第3話

 時刻は進み、犯行予告時間の5分前。


 織田と篠崎が話し合っていると、彼女は太ももに軽い感触を感じた。


 そこを見ると、金髪の女の子が太ももにくっ付いていた。見た感じ小学5年生くらいだろう。顔もそのくらいに幼げだが、しかし日本人の顔ではない。


「お姉ちゃん、タンテーさん?」


 少女はあどけなく言った。


「そうだよ。君は?」


 篠崎は微笑んで尋ねた。


「私エイミー! ねえねえ、タンテーさん。タンテーさんは誰かを捕まえに来たの?」

「ああ、そうだとも。といっても、ここに居るのは偶々だったんだけどね」


 篠崎はセブンアイズの一人で、警察から捜査協力を要請されることも多い。しかし今回、白鳥タワーの展示室にいたのは偶然だった。あくまで客として、タルタロスの手錠を見に来ただけに過ぎない。
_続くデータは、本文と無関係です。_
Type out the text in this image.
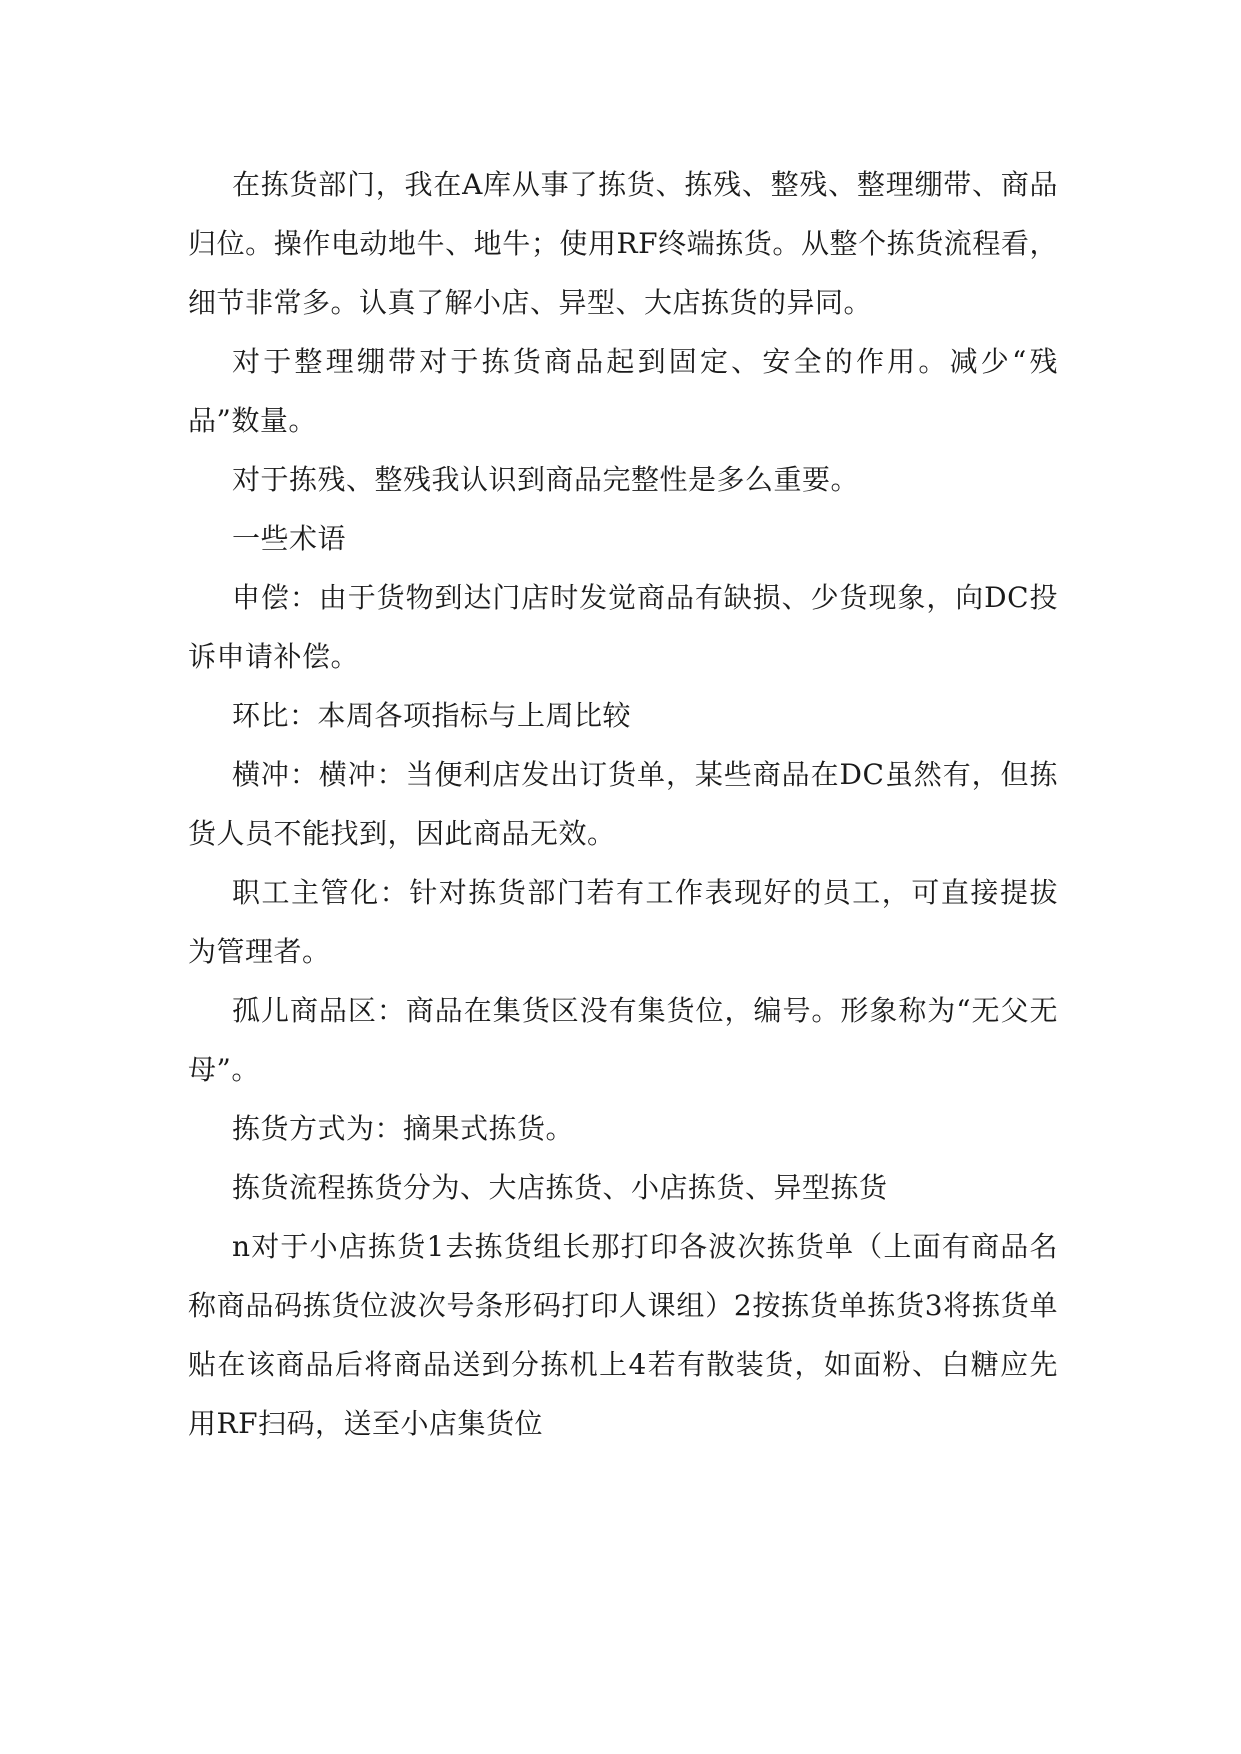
在拣货部门，我在A库从事了拣货、拣残、整残、整理绷带、商品归位。操作电动地牛、地牛；使用RF终端拣货。从整个拣货流程看，细节非常多。认真了解小店、异型、大店拣货的异同。

对于整理绷带对于拣货商品起到固定、安全的作用。减少“残品”数量。

对于拣残、整残我认识到商品完整性是多么重要。

一些术语

申偿：由于货物到达门店时发觉商品有缺损、少货现象，向DC投诉申请补偿。

环比：本周各项指标与上周比较

横冲：横冲：当便利店发出订货单，某些商品在DC虽然有，但拣货人员不能找到，因此商品无效。

职工主管化：针对拣货部门若有工作表现好的员工，可直接提拔为管理者。

孤儿商品区：商品在集货区没有集货位，编号。形象称为“无父无母”。

拣货方式为：摘果式拣货。

拣货流程拣货分为、大店拣货、小店拣货、异型拣货

n对于小店拣货1去拣货组长那打印各波次拣货单（上面有商品名称商品码拣货位波次号条形码打印人课组）2按拣货单拣货3将拣货单贴在该商品后将商品送到分拣机上4若有散装货，如面粉、白糖应先用RF扫码，送至小店集货位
「偶々でも、俺はラッキーっすよ! 何せあの、7人しかいない探偵の一人に会えたっすから!」


 織田は嬉しそうに言った。


「雑談はここまで。そろそろですよ」


 篠崎はスマホで時間を確認する。デジタルの表示が20時を示した瞬間。


――ガタン。


 館内の照明が一斉に落ちた。客たちはあまりの事態に、騒然とした。


「落ち着いてっす! 走り回ったら危険っすから、その場から動かないで!」


 織田警部がこの場にいる全員に指示を出した。


「しかし、ただの停電にしては暗すぎますね」


 篠崎が言う。誰がどこにいるのかさえ分からない程、一切の光がなかった。


「予備電源で稼働している非常灯などが全て破壊されています!」

「装備していたライトなども壊されています! いつの間に……」


 警察官か警備員か、ともかく誰かが言った。


「なるほど。皆さん、お手持ちのスマホなどで灯りになるものがございましたら、それを点けて掲げて下さい!」


 篠崎の指示通りに客たちは従った。淡い光が展示室内を照らす。


「タルタロスの手錠はまだあります!」


 警察官の一人が言った。篠崎も獲物を確認する。薄ぼんやりな明かりで見え難いが、確かにそこにあった。


「お姉ちゃん、怖いよう」


 エイミーはずっと篠崎にくっ付いていた。


「よしよし。大丈夫、パンドラは殺人なんて絶対にしないから」


 篠崎は優しく少女の頭を撫でた。その時……。



『パンドラの箱を開けし愚者共。ご機嫌よう』



 展示室内に、謎の声が響き渡った。


「スピーカーから流れているようです」


 警察官が言う。


 そして次の瞬間。窓ガラスの向こう側に、一人の人物が映し出された。


 その人物は、黒いシルクハット、片眼鏡、黒いタキシードに黒いマントを身に纏っていた。そして右手には黒いステッキを持っている。怪盗の典型的な姿だった。


「怪盗パンドラ……」


 織田が呟いた。


 怪盗パンドラ。世界で騒がれている怪盗の一人である。彼は事前に犯行予告状を出し、そこに記された獲物を予告状通りに盗んでいく。


 ガラスの向こう側に映し出されたのは、まさに世間一般に広がっている、怪盗パンドラの姿であった。